クルマも3Dプリンターで造る時代に─。そんな次世代のものづくり像をホンダが示した。2016年10月4~7日に開催された「CEATEC JAPAN 2016」(幕張メッセ)で、同社は外装部品を3Dプリンターで製造した小型電気自動車(EV)を展示したのだ(図)。

図 3Dプリンターで造った小型EV
図 3Dプリンターで造った小型EV
ホンダの「MC-β」を豊島屋向けにカスタム設計した。今後は、公道での走行を通じて一層の改良を進めるという。
[画像のクリックで拡大表示]

 この小型EVは、「鳩サブレー」などで有名な菓子メーカーの豊島屋(本社神奈川県鎌倉市)向けにホンダの「MC-β」をカスタム設計したもの*1。サイドドアなどは流用したが、カスタム設計した外装部品は全て3Dプリンターで造った。

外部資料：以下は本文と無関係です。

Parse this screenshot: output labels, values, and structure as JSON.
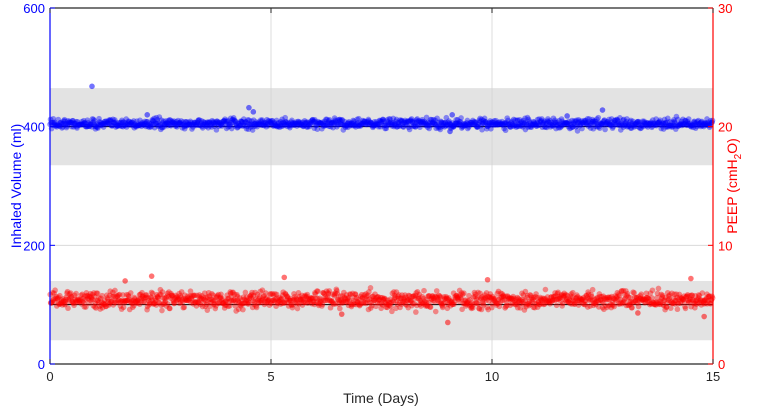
{
  "chart_data": {
    "type": "scatter",
    "x_axis": {
      "label": "Time (Days)",
      "range": [
        0,
        15
      ],
      "ticks": [
        "0",
        "5",
        "10",
        "15"
      ]
    },
    "y_left": {
      "label": "Inhaled Volume (ml)",
      "range": [
        0,
        600
      ],
      "ticks": [
        "0",
        "200",
        "400",
        "600"
      ],
      "color": "#0000ff"
    },
    "y_right": {
      "label_main": "PEEP (cmH",
      "label_sub": "2",
      "label_end": "O)",
      "range": [
        0,
        30
      ],
      "ticks": [
        "0",
        "10",
        "20",
        "30"
      ],
      "color": "#ff0000"
    },
    "grid": true,
    "series": [
      {
        "axis": "left",
        "color": "#0000ff",
        "band": [
          335,
          465
        ],
        "reference": 400,
        "baseline": 405,
        "spread": 4,
        "outliers": [
          [
            0.95,
            468
          ],
          [
            2.2,
            420
          ],
          [
            4.5,
            432
          ],
          [
            4.6,
            425
          ],
          [
            9.05,
            392
          ],
          [
            9.1,
            420
          ],
          [
            11.7,
            418
          ],
          [
            12.5,
            428
          ]
        ]
      },
      {
        "axis": "right",
        "color": "#ff0000",
        "band": [
          2,
          7
        ],
        "reference": 5,
        "baseline": 5.4,
        "spread": 0.35,
        "outliers": [
          [
            1.7,
            7.0
          ],
          [
            2.3,
            7.4
          ],
          [
            5.3,
            7.3
          ],
          [
            6.6,
            4.2
          ],
          [
            9.0,
            3.5
          ],
          [
            9.9,
            7.1
          ],
          [
            13.3,
            4.3
          ],
          [
            14.5,
            7.2
          ],
          [
            14.8,
            4.0
          ]
        ]
      }
    ]
  }
}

荷室を豊島屋向けに最適化したり、豊島屋のロゴや鳩の意匠を外装部品にあしらったりと、豊島屋の個別要求に応えた。設計や製造は、3Dプリンティングサービスを運営するカブク(本社東京)が手掛けた*2

*1 今回はあくまで共同開発という位置付けであり、販売に向けた具体的な計画はまだ決まっていないという。
*2 カブクが3Dプリンティングサービス向けに構築した、複数の協力工場から成る「デジタル製造工場ネットワーク」を活用した。3Dプリンターは、米国とイスラエルに本社を置くStratasys社の「Fortus 900mc」と「同450mc」を使っている。素材は、アクリロニトリル・ブタジエン・スチレン(ABS)樹脂。